Dans une société où l’autonomie économique des femmes est rarement permise, le mariage est, pour beaucoup d’entre elles, un espoir de survie, et pour certaines, l’espoir d’obtenir un statut social. Pour les hommes, le mariage est la quasi-certitude d’avoir une sexualité à domicile et la possibilité d’avoir une lignée (des enfants). Lors du Concile de Trente (entre 1545 et 1563) les papes Marcel II, Paul IV et Pie IV instaurent de « nouvelles règles » à propos des mœurs matrimoniales : renforcement de l’indissolubilité du mariage, importance de la fidélité, valorisation de la virginité de la femme avant le mariage… Le plaisir sexuel est condamné, l’ordre chrétien estime que les organes génitaux ont un seul but : la procréation. Ce concile espère mettre un terme à plusieurs siècles de sexualité volage, tant au sein du peuple que chez l’aristocratie et le Clergé ! Après le Concile de Trente, l’Église chrétienne interdit la prostitution qui avait été jusque là tolérée, car elle servait à contenir les pulsions masculines et préservait donc, paradoxalement, le mariage ! Déjà, cette institution qu’est le mariage rencontrait des adversaires qui voyaient en elle un système d’oppression patriarcale. Dans le plus long roman*** de la littérature française, « Artamène ou le grand Cyrius », on trouve d’ailleurs de féroces charges contre le mariage. Son auteure, Madeleine de Scudéry (1607-1701) ****, par la voix de l’héroïne de son roman, Sapho (nommée ainsi en hommage à la poétesse grecque), tient un discours courageux contre le mariage : « (…) je regarde le mariage comme un long esclavage (…) je regarde tous les hommes comme pouvant devenir des tyrans (…) ». En accord avec ce principe elle ne se maria pas ! Comme il était plus facile, en ce temps là, de vivre de sa plume si on était un homme, elle écrivit plusieurs romans sous le nom de son frère, Georges de Scudéry.
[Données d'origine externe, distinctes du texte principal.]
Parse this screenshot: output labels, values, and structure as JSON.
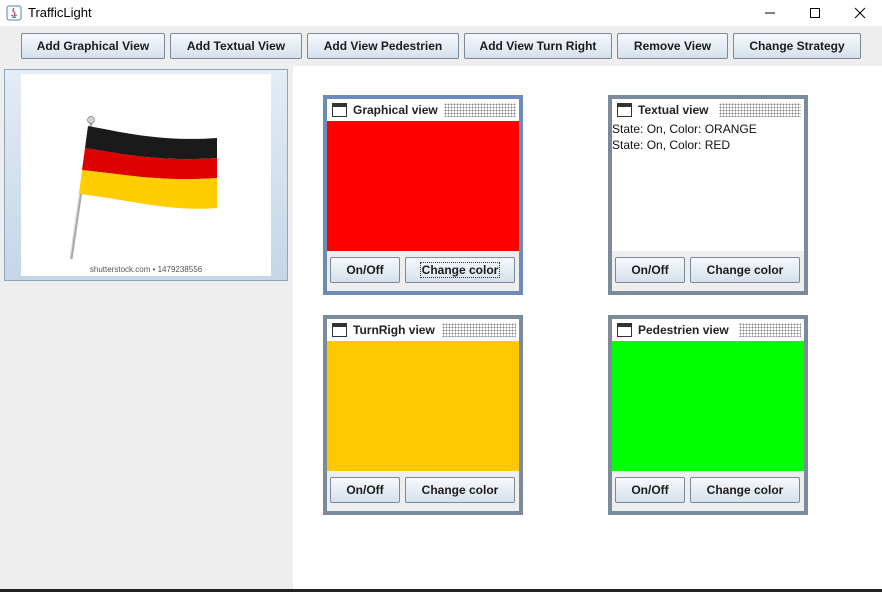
{
  "window": {
    "title": "TrafficLight"
  },
  "toolbar": {
    "add_graphical_view": "Add Graphical View",
    "add_textual_view": "Add Textual View",
    "add_view_pedestrien": "Add View Pedestrien",
    "add_view_turn_right": "Add View Turn Right",
    "remove_view": "Remove View",
    "change_strategy": "Change Strategy"
  },
  "image_panel": {
    "watermark": "shutterstock.com • 1479238556",
    "flag_colors": [
      "#1a1a1a",
      "#dd0000",
      "#ffce00"
    ]
  },
  "frames": {
    "graphical": {
      "title": "Graphical view",
      "color": "#ff0000",
      "onoff_label": "On/Off",
      "change_label": "Change color"
    },
    "textual": {
      "title": "Textual view",
      "lines": [
        "State: On, Color: ORANGE",
        "State: On, Color: RED"
      ],
      "onoff_label": "On/Off",
      "change_label": "Change color"
    },
    "turnright": {
      "title": "TurnRigh view",
      "color": "#ffc800",
      "onoff_label": "On/Off",
      "change_label": "Change color"
    },
    "pedestrien": {
      "title": "Pedestrien view",
      "color": "#00ff00",
      "onoff_label": "On/Off",
      "change_label": "Change color"
    }
  }
}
Elle est néanmoins la 1ère femme à obtenir le prix de l’éloquence de l’Académie Française (pour son discours sur la Gloire). Connaissant l’importance de l’instruction (dont elle a pu bénéficier grâce à l’oncle qui l’a éduquée), elle en revendique l’accès pour toutes les femmes.
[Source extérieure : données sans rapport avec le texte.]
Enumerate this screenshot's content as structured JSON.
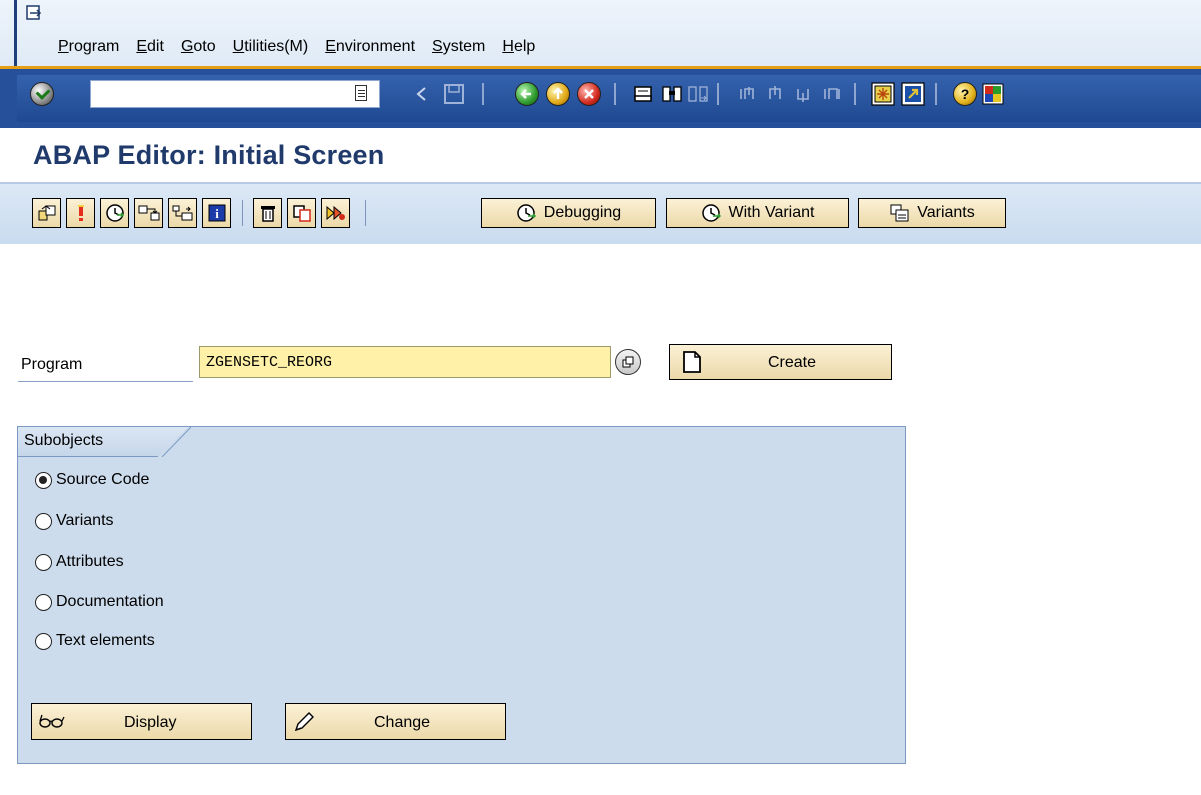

Instruites, les femmes pourraient alors s’émanciper et s’autonomiser. Par la suite, elles n’auraient plus besoin de se lier dans un mauvais mariage. Et ne se lierai que par désir, par amour. Elles étaient d’ailleurs nombreuses déçues de leur mariage à revendiquer le droit au divorce. La Révolution française apportera la reconnaissance de ce droit le 20 septembre 1792. Mais quelques décennies plus tard, en 1804, Napoléon Bonaparte décrètera dans un Code patriarcal l’infériorité de la femme mariée et supprimera le divorce par consentement mutuel…
Patrice K
* Citation de Noël Coward (1899-1973) dramaturge, compositeur… anglais
** Si on se réfère à « La théorie du mariage chez les moralistes carolingiens » de Pierre Toubert (aux éditions Spolète – 1977) et à l’ouvrage de Patrick Corbet, « Les Saints ottoniens… autour de l’an mil » (aux éditions Sigmaringen – 1986)
*** Paru de 1649 et 1653, il est composé de 10 volumes et comporte 13 095 pages dans sa version d’origine.
**** Romancière française, membre du mouvement « précieux » de la littérature française. À partir de 1650, elle anime son propre salon littéraire à Paris. On dit qu’elle a influencé Molière et Jean de La Fontaîne.